INTRODUCTION AND IMPORTANCE: Left untreated, spinal tuberculosis can lead to irreversible neurological deficit in patients, lowering quality of life. Combination of antitubercular drugs and surgical approach is important in managing spinal tuberculosis. We report a case of thoracic spinal tuberculosis treated by anterior and posterior fusion via a posterior and costotransversectomy approach.

PRESENTATION OF CASE: A 38 years-old woman diagnosed with paraplegia due to spinal tuberculosis of the thoracic vertebra (Th8) with Frankel A grade for spinal function. Pre-op kyphotic angle was 27.2°. Antitubercular drugs prescribed did not improve paraplegia symptom.
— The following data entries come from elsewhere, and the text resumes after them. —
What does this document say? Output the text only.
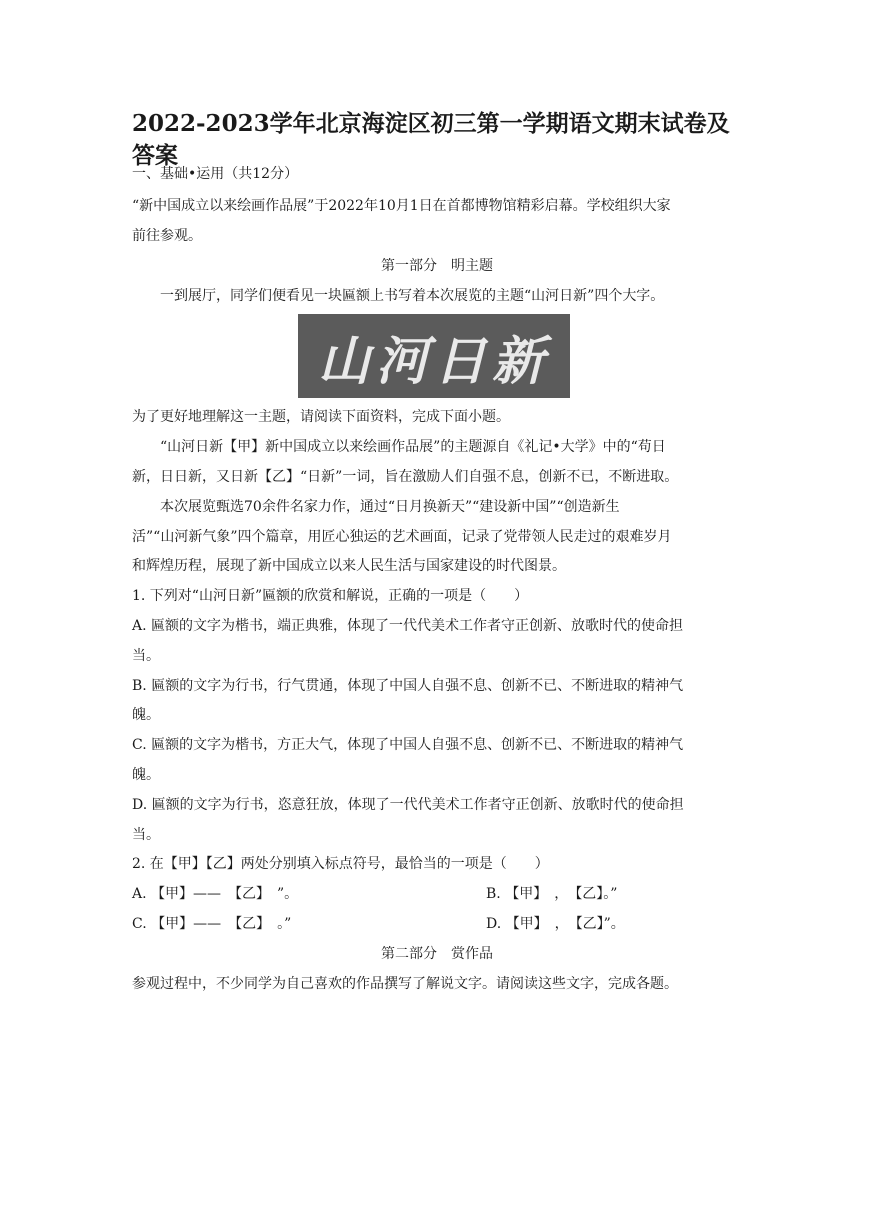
2022-2023学年北京海淀区初三第一学期语文期末试卷及答案
一、基础•运用（共12分）
“新中国成立以来绘画作品展”于2022年10月1日在首都博物馆精彩启幕。学校组织大家
前往参观。
第一部分　明主题
一到展厅，同学们便看见一块匾额上书写着本次展览的主题“山河日新”四个大字。
山河日新
为了更好地理解这一主题，请阅读下面资料，完成下面小题。
“山河日新【甲】新中国成立以来绘画作品展”的主题源自《礼记•大学》中的“苟日
新，日日新，又日新【乙】“日新”一词，旨在激励人们自强不息，创新不已，不断进取。
本次展览甄选70余件名家力作，通过“日月换新天”“建设新中国”“创造新生
活”“山河新气象”四个篇章，用匠心独运的艺术画面，记录了党带领人民走过的艰难岁月
和辉煌历程，展现了新中国成立以来人民生活与国家建设的时代图景。
1. 下列对“山河日新”匾额的欣赏和解说，正确的一项是（　　）
A. 匾额的文字为楷书，端正典雅，体现了一代代美术工作者守正创新、放歌时代的使命担
当。
B. 匾额的文字为行书，行气贯通，体现了中国人自强不息、创新不已、不断进取的精神气
魄。
C. 匾额的文字为楷书，方正大气，体现了中国人自强不息、创新不已、不断进取的精神气
魄。
D. 匾额的文字为行书，恣意狂放，体现了一代代美术工作者守正创新、放歌时代的使命担
当。
2. 在【甲】【乙】两处分别填入标点符号，最恰当的一项是（　　）
A. 【甲】——　【乙】　”。	B. 【甲】　，　【乙】。”
C. 【甲】——　【乙】　。”	D. 【甲】　，　【乙】”。
第二部分　赏作品
参观过程中，不少同学为自己喜欢的作品撰写了解说文字。请阅读这些文字，完成各题。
Thoracal X-ray and MRI showed pathological fracture on Th8 and paravertebral abscess along anterior corpus of the Th6-9. We performed Sapardan's alternative VI approach that consists of debridement and abscess evacuation, decompression by laminectomy of the Th8, flavectomy and costotransversectomy of the Th8, posterior stabilization of the Th6-7 and Th9-10, and interbody fusion of the Th8. One month postoperative follow up showed improvement on motor function and sensory function. Post op kyphotic angle was 26.7°.

CLINICAL DISCUSSION: Adequate debridement followed by costotransversectomy, interbody fusion and surgical stabilization relieves pain, improves neurologic function, and prevents deformity of spinal tuberculous patient.

CONCLUSION: Although costotransversectomy approach is rarely used in surgical management of spinal TB, it is beneficial in cases with massive abscess involvement since it provides better view to collect and drain massive abscess.